Patients were sent with pending test results, potentially exposing other patients, as well as the nurses who cared for them. After treating one of these patients, at least nine nurses tested positive for the virus, the nurse said.

The policy of most hospitals in Rhode Island now is to have healthcare professionals wear N95 respirators or similar reusable masks at all times and to test anyone suspected of having Covid-19. But this does not take into account patients who may be asymptomatic and who have other illnesses.

Rhode Island has taken an unusual approach: authorities are distributing vaccines to anyone who takes them in Central Falls, regardless of age. It is a strategy that few other jurisdictions have tried.

“We decided to do this because of the terrible number of the pandemic in these communities,” said Dr. Rodriguez, a member of the vaccine committee. Twenty percent of adult residents received at least one dose at local clinics, not including those who may have been immunized at work or elsewhere.

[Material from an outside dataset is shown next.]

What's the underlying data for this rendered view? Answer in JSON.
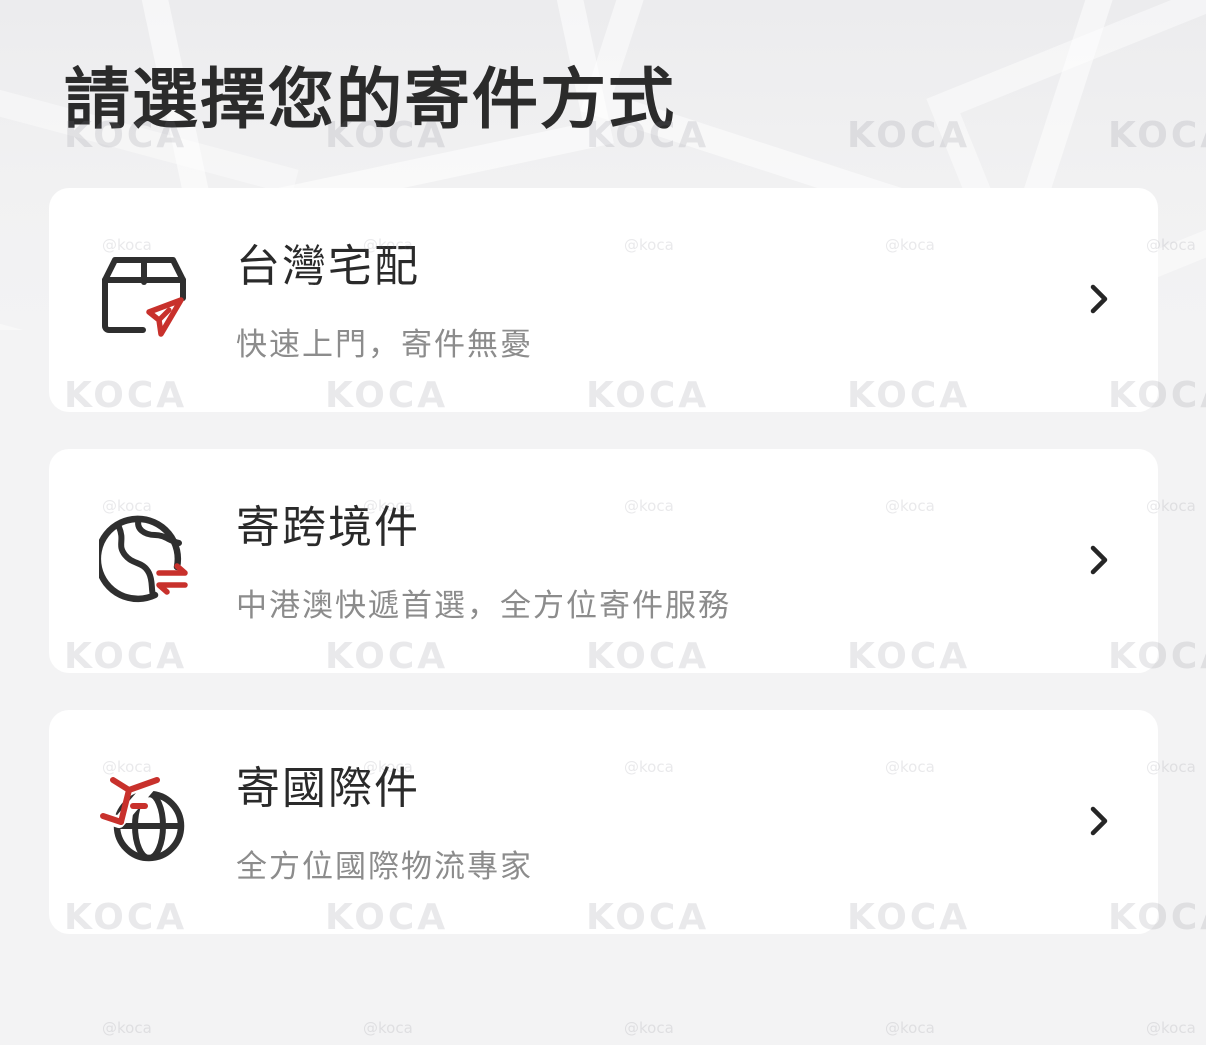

The state’s plan to immunize those most at risk by age and geography, he added, “will put out the fire where it is burning most intensely.”

In recent weeks, the number of cases in Rhode Island has declined, as has the rest of the country. And fewer health workers are getting sick because they’ve been immunized, so hospital shifts are better than they used to be, said Dr. Ranney.

But cases in the state are still the country’s third largest per capita. And doctors continue to see patients who have been called Covid Long, she said: “The problem is that once patients are admitted, they won’t go away.”